There seems to be something wrong, right? Let's see.

In [10]:
# 10. How many tweets are over 140 characters?


In [11]:
# 11. Those are quite a few... print 10 random ones


In [12]:
# 12. How does the longest one look like?


This is an example of wrong data collection/format. The CSV file was supposed to have two columns only: `sentiment` and `text`, but for some rows in the CSV, they contained an extra column `Sentiment140`. This is most probably a mistake when building the dataset. A quick Google search tells us that `Sentiment140` is [a tool for twitter sentiment anlysis](http://help.sentiment140.com/home). Probably, the dataset was partly collected there.

The rest of the tweets with a length greater than 140 are not as extreme:

In [13]:
# 13. Create a histogram showing the distribution of tweet length for those tweets greater than 140 characters only


As you can see, the histogrm is extremely skewed, and only that formatting error makes up for the long tail.

**Q)** Why do you think that there are still tweets longer than 140 characters? Do you think they are valid?

_Tip_: Print some of those tweets and see what's there

In [14]:
# 14. Since we have a lot of tweets, and for the sake of simplicity, let's remove all tweets from our dataset with 
# length greater than 200


In [15]:
# 15. Plot again a histogram of the tweet length distribution, how does it look now?


In [17]:
# 16. Do you observe a particular shape? anything surprising?


Now, let's do the same analysis for length _in words_.

In [16]:
# 17. Create a column `text_n_words`. Consider that words are separated by spaces in the text.


In [17]:
# 18. What is the minimum, max and average number of words in a tweet in this dataset?


In [18]:
# 19. Plot a histogram of the length in words


In [21]:
# 20. Let's now see if these distributions are similar for positives or negative tweets.
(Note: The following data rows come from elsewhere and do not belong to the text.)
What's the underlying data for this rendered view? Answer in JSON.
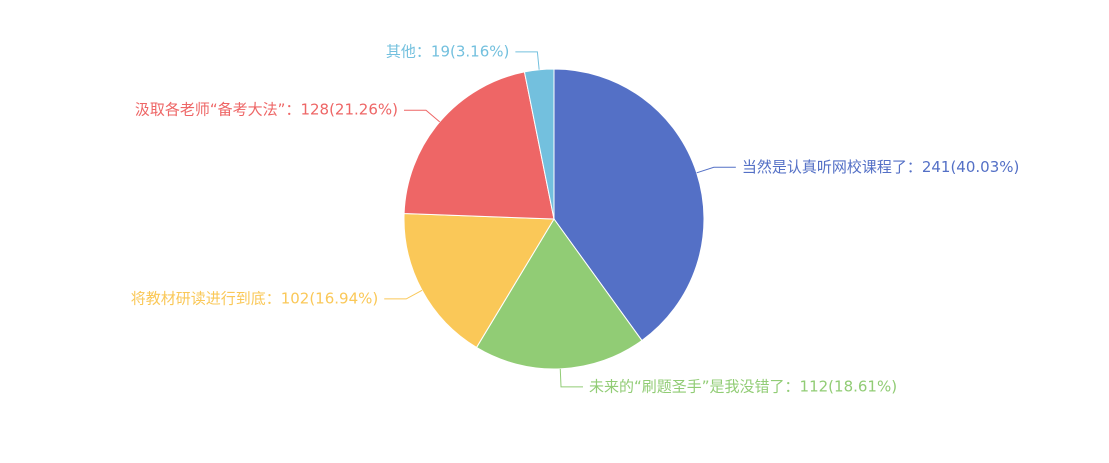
{
  "chart_data": {
    "type": "pie",
    "title": "",
    "series": [
      {
        "values": [
          {
            "name": "当然是认真听网校课程了",
            "value": 241,
            "percent": "40.03%",
            "color": "#5470c6",
            "label": "当然是认真听网校课程了：241(40.03%)"
          },
          {
            "name": "未来的“刷题圣手”是我没错了",
            "value": 112,
            "percent": "18.61%",
            "color": "#91cc75",
            "label": "未来的“刷题圣手”是我没错了：112(18.61%)"
          },
          {
            "name": "将教材研读进行到底",
            "value": 102,
            "percent": "16.94%",
            "color": "#fac858",
            "label": "将教材研读进行到底：102(16.94%)"
          },
          {
            "name": "汲取各老师“备考大法”",
            "value": 128,
            "percent": "21.26%",
            "color": "#ee6666",
            "label": "汲取各老师“备考大法”：128(21.26%)"
          },
          {
            "name": "其他",
            "value": 19,
            "percent": "3.16%",
            "color": "#73c0de",
            "label": "其他：19(3.16%)"
          }
        ]
      }
    ],
    "legend": "none"
  }
}
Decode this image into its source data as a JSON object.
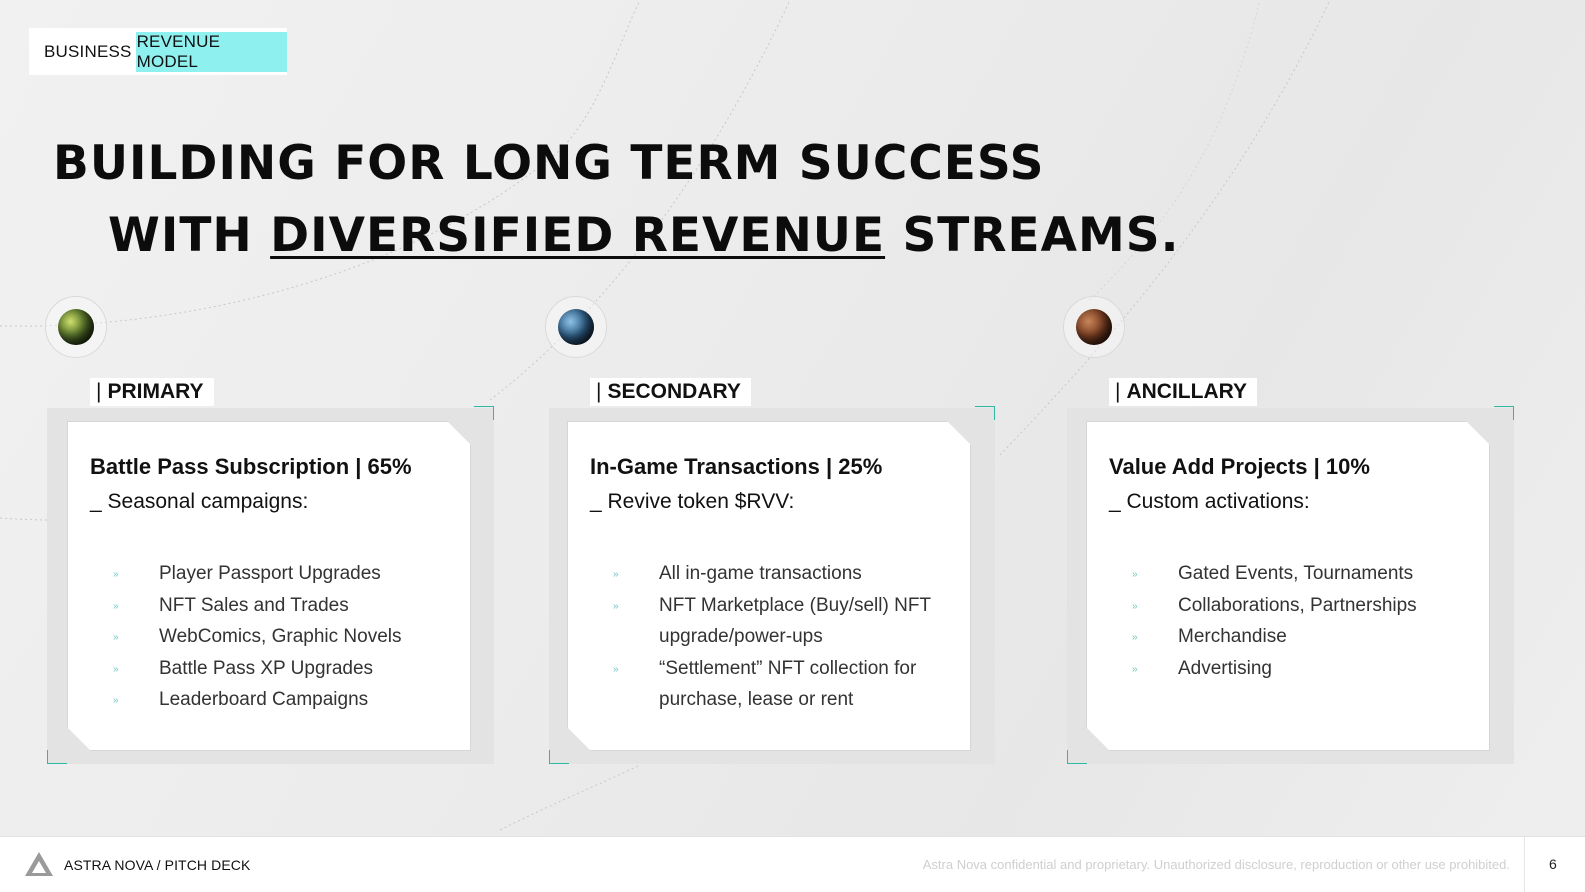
{
  "tag": {
    "prefix": "BUSINESS",
    "highlight": "REVENUE MODEL"
  },
  "headline": {
    "line1": "BUILDING FOR LONG TERM SUCCESS",
    "line2_pre": "WITH",
    "line2_underlined": "DIVERSIFIED REVENUE",
    "line2_post": "STREAMS."
  },
  "columns": [
    {
      "label": "PRIMARY",
      "title": "Battle Pass Subscription  | 65%",
      "subtitle": "_ Seasonal campaigns:",
      "items": [
        "Player Passport Upgrades",
        "NFT Sales and Trades",
        "WebComics, Graphic Novels",
        "Battle Pass XP Upgrades",
        "Leaderboard Campaigns"
      ]
    },
    {
      "label": "SECONDARY",
      "title": "In-Game Transactions | 25%",
      "subtitle": "_ Revive token $RVV:",
      "items": [
        "All in-game transactions",
        "NFT Marketplace (Buy/sell) NFT upgrade/power-ups",
        "“Settlement” NFT collection for purchase, lease or rent"
      ]
    },
    {
      "label": "ANCILLARY",
      "title": "Value Add Projects | 10%",
      "subtitle": "_ Custom activations:",
      "items": [
        "Gated Events, Tournaments",
        "Collaborations, Partnerships",
        "Merchandise",
        "Advertising"
      ]
    }
  ],
  "footer": {
    "brand": "ASTRA NOVA / PITCH DECK",
    "confidential": "Astra Nova confidential and proprietary. Unauthorized disclosure, reproduction or other use prohibited.",
    "page": "6"
  },
  "colors": {
    "accent": "#8ff0f0",
    "corner": "#2fb8a2"
  }
}
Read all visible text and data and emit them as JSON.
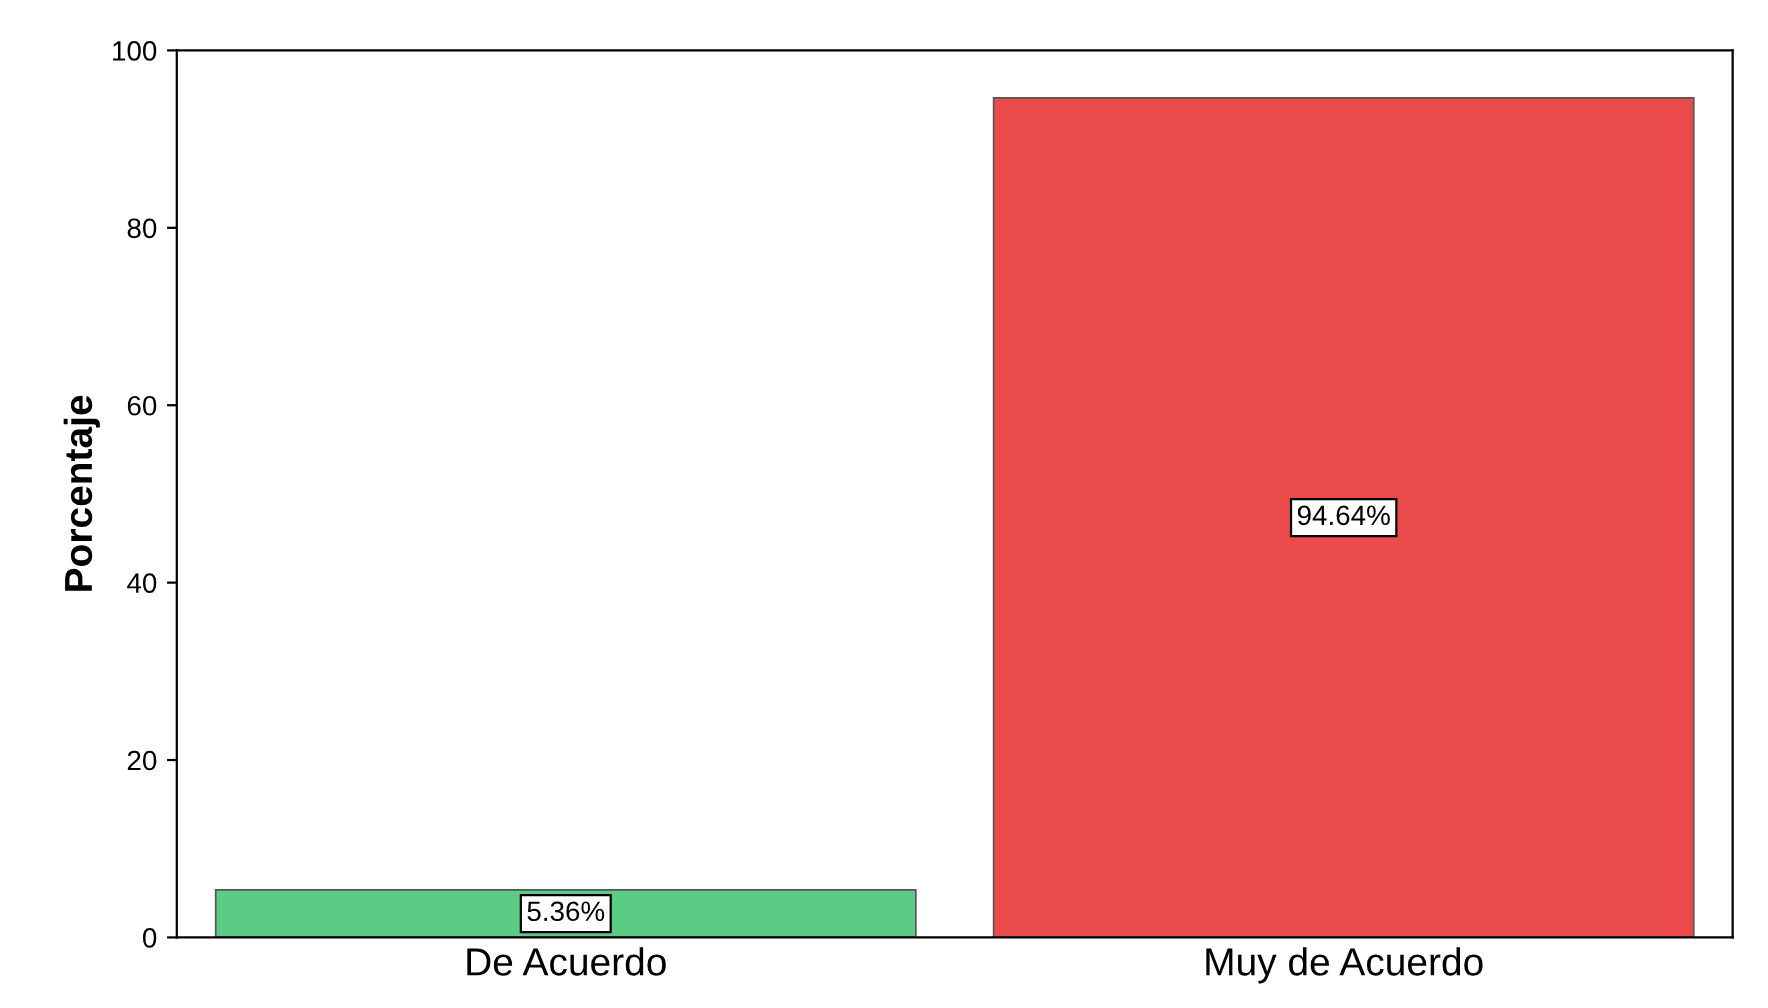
{
  "chart_data": {
    "type": "bar",
    "ylabel": "Porcentaje",
    "categories": [
      "De Acuerdo",
      "Muy de Acuerdo"
    ],
    "values": [
      5.36,
      94.64
    ],
    "colors": [
      "#5ccb86",
      "#ec4b4b"
    ],
    "value_labels": [
      "5.36%",
      "94.64%"
    ],
    "ylim": [
      0,
      100
    ],
    "yticks": [
      0,
      20,
      40,
      60,
      80,
      100
    ],
    "grid": false
  }
}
Make tow histograms for the
# lengths (characters and words), distinguishing between positive and negative tweets


In [24]:
# 21. Are the distributions different? What does this mean?

In [25]:
# 22. Let's now move on to the content. Answer the following questions consider the whole dataset when answering them

# How many different words are there in the dataset?
# What are the top 100 words?
# Plot the distribution of word counts (frequencies) for the first 100 words

In [29]:
# 23. What can you say about the top 100 words and their frequency?


## What now?

You've gotten to know your data. By now you know:

* How big is your dataset
* How your positives/negatives are distributed
* How long are the tweets, and what are the most common tweet length
* What are the most common words in the tweets
* How are frequesncies of words distributed

In the next part of the preoject, we will learn about how to pre-process data for text analysis.